Online Tobacco Control Information Can be Improved

From 2000 to 2001, Philippe Boucher, a consultant in Bainbridge Island, Wash., inventoried and evaluated tobacco control websites and online services.

Internet tools are crucial as a way to manage tobacco control information. However, health agencies and other groups that create websites and online services do so in isolation, an approach that prevents them from making the most of other online initiatives and adopting better practices. Boucher:

  • Inventoried and indexed tobacco control website efforts of all 50 states and the District of Columbia.
  • Surveyed approximately 200 webmasters from tobacco control sites run by states, commercial organizations and nonprofit organizations.
  • Evaluated tobacco control websites and outlined best practices.
  • Did 52 online interviews with prominent tobacco advocates.

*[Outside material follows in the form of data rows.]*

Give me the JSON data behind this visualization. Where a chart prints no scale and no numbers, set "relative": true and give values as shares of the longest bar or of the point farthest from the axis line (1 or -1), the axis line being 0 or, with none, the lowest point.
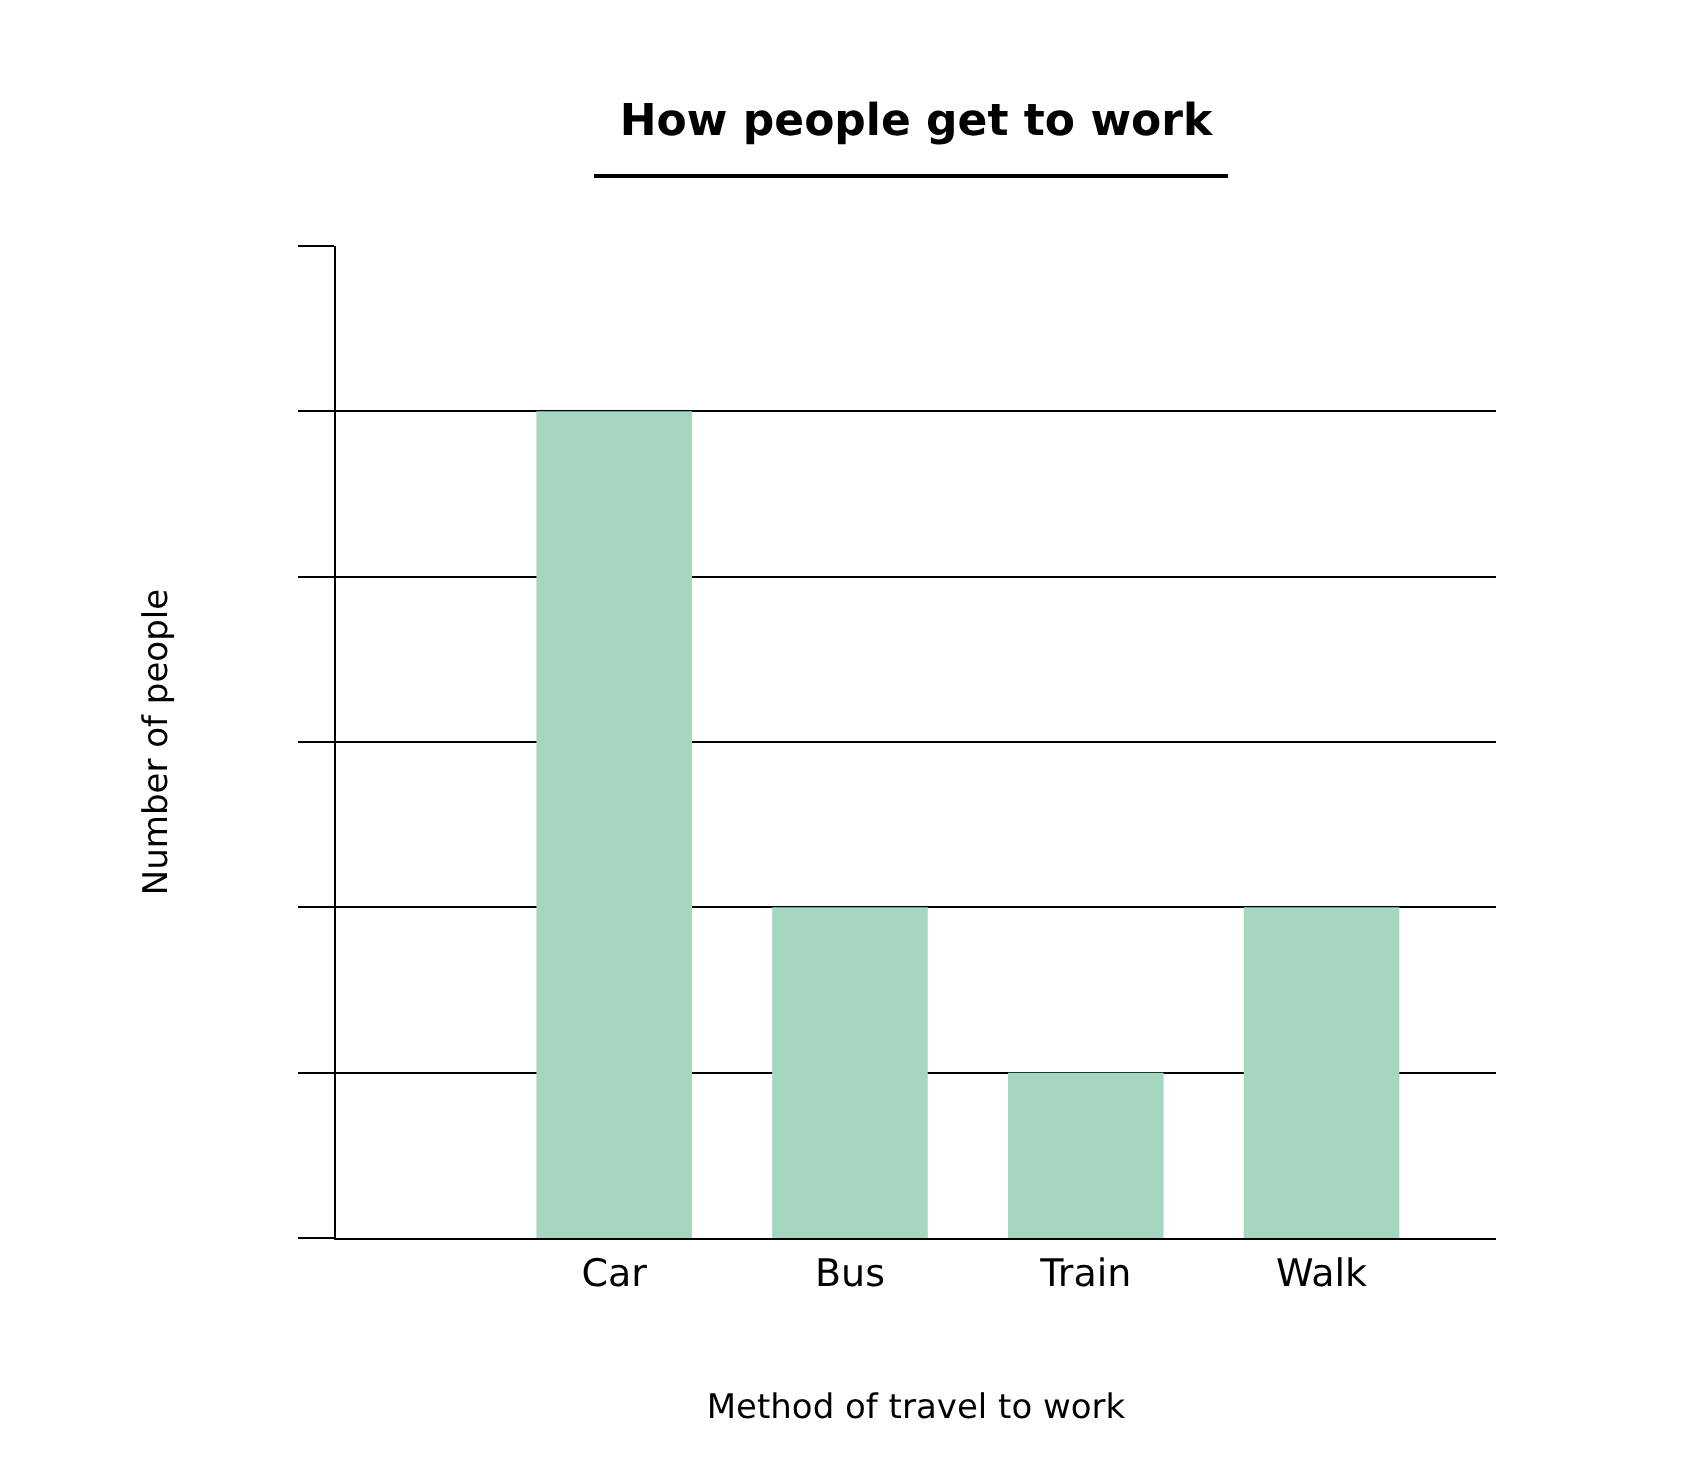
{
  "chart_data": {
    "type": "bar",
    "title": "How people get to work",
    "xlabel": "Method of travel to work",
    "ylabel": "Number of people",
    "categories": [
      "Car",
      "Bus",
      "Train",
      "Walk"
    ],
    "values": [
      1,
      0.4,
      0.2,
      0.4
    ],
    "color": "#a5d6bf",
    "relative": true,
    "grid": "y",
    "legend": false
  }
}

Boucher started these weekly online interviews in 1999. The interviews funded by this project started on November 1, 2000 (Ross Hammond interview) and ended on February 25, 2002 (Andrew Pendleton interview). Boucher has also published 45 of them in a book, People and Issues in Tobacco Control.

Key Findings

  • The assessment of tobacco control online services revealed that:

    • Tobacco control decision-makers do not yet consider funding Internet projects a priority.
    • Because there is so much tobacco control information available, a clearinghouse with daily, weekly and monthly selections is necessary to sort and present the most important news.
    • Many tobacco control professionals still do not use the Internet for tobacco control news and information. To reach the U.S. tobacco control community, it is therefore advisable to create a quarterly paper, providing a forum where people could share their initiatives, ideas and problems as a complement to online services.
    • Only a few states (Arizona, Massachusetts, Minnesota, California, Florida, Indiana, Maine, Mississippi, Oregon, Washington, West Virginia and Wisconsin) have or are developing comprehensive, well-designed tobacco control websites. Half of the states either do not operate a tobacco control website or have sites with little information; of those states that do have tobacco control websites, half rarely update them.

Key Recommendations

  • To help new sites perform better, Boucher recommended establishing a cooperative network of tobacco control webmasters, and suggested that RWJF bring together its Internet-based tobacco control projects to construct such a framework. As a starting point for best practices, the project director recommended that all websites include the following:

    • A staff directory.
    • Key quantitative data (smoking prevalence, budget, sales, taxes, industry ads, regulations).
    • Recent and archived past news.
    • Program evaluations in an accessible format (i.e. non-pdf).
    • Detailed descriptions of ongoing projects.
    • Regular and frequent updating.
    • An e-mail address for questions.
    • Listserves to help partners communicate.
    • Reference and specialized site links.
    • Traffic information including the number of visitors and pages.
  • Boucher also proposed a number of Web projects including online information from tobacco control conferences such as abstracts of presentations, and a yearbook of tobacco control activities.

    Boucher wrote two reports about the project findings for RWJF:

    • How to Improve Online Tobacco Control Information.
    • Tobacco Control Sites Index: State-by-State Evaluation Sheet, January/October 2001.

    He also edited and self-published (printed on demand) a 402-page book, People and Issues in Tobacco Control, which includes 124 interviews, 45 prepared under this grant.